Simikot Airport is a domestic airport located in Simikot serving Humla District, a district in Karnali Province in Nepal. It is the main tourist gateway on the Nepalese side to the Mount Kailash and Lake Manasarovar. As road access in this area of Nepal is weak, the airport facilitates travel in the whole district of Humla.

==Facilities==
The airport resides at an elevation of 9246 ft above mean sea level. It has one runway which is 549 m in length. The runway has recently been improved and extended with more infrastructure being built.

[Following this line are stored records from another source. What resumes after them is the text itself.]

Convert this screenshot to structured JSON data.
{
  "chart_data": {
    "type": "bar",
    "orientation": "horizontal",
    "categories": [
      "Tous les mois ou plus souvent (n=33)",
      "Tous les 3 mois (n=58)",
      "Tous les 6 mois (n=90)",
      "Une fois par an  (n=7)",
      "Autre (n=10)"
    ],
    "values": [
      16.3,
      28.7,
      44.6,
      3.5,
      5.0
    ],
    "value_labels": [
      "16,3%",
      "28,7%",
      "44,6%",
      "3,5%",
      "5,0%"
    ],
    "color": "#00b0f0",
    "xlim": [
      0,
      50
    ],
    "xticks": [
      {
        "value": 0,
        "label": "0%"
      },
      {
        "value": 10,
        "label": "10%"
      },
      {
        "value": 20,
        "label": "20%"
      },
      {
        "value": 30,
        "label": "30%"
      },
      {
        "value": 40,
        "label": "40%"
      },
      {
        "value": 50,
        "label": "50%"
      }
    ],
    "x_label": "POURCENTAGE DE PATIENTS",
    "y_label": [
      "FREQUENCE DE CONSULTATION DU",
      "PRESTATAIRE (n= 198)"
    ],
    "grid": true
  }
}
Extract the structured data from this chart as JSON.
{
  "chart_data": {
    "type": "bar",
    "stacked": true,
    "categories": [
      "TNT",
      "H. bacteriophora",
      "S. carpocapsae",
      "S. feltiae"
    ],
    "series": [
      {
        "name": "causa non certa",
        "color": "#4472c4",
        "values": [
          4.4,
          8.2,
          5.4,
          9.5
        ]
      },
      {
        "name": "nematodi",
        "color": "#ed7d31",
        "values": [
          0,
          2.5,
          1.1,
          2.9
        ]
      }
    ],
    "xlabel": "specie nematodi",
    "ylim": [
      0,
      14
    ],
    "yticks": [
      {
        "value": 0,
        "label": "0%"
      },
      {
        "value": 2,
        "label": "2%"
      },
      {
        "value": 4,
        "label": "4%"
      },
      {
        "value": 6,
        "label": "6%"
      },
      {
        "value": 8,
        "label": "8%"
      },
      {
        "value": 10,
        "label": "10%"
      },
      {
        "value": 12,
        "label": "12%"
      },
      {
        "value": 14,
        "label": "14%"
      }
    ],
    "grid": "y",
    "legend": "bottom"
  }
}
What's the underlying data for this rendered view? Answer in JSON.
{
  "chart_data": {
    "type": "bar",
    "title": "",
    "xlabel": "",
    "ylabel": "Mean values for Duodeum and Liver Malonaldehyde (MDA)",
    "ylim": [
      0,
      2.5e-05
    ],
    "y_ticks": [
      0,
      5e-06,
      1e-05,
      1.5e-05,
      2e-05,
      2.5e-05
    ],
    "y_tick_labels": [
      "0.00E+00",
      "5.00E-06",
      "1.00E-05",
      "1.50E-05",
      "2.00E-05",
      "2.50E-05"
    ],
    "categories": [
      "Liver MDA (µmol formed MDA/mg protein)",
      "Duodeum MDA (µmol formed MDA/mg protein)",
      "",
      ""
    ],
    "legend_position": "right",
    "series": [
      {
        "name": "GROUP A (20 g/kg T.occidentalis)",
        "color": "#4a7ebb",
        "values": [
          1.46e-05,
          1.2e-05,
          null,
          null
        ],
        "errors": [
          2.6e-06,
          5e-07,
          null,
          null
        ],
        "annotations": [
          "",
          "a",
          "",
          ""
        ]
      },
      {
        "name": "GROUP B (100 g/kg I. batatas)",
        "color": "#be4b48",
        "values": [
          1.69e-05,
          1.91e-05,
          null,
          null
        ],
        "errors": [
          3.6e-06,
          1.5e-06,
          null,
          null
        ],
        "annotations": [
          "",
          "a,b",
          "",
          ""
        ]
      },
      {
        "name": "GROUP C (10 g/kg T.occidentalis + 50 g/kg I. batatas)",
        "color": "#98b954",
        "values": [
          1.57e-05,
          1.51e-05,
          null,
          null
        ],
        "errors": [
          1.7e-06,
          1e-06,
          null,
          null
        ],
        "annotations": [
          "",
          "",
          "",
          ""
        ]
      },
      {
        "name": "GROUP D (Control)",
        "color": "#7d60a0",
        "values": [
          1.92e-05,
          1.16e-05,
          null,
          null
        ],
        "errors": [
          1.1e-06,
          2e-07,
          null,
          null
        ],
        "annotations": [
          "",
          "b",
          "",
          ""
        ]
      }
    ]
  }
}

As a result of this construction the parking facilities and terminals also have seen some improvement. Pilgrims and Trekkers bound for Lake Manasarovar and Mount Kailash in China's Tibet Autonomous Region fly into Simikot and proceed to the international border at Hilsa on foot

==Airlines and destinations==

| Airlines | Destinations |
|---|---|
| Nepal Airlines | Birendranagar, Nepalgunj |
| Sita Air | Nepalgunj |
| Summit Air | Birendranagar, Nepalgunj |
| Tara Air | Nepalgunj |

==Accidents and incidents==
- On 23 June 2011, Tara Air Dornier 228 9N-AGQ was substantially damaged in a heavy landing and runway excursion. The aircraft was operating a cargo flight from Nepalgunj Airport.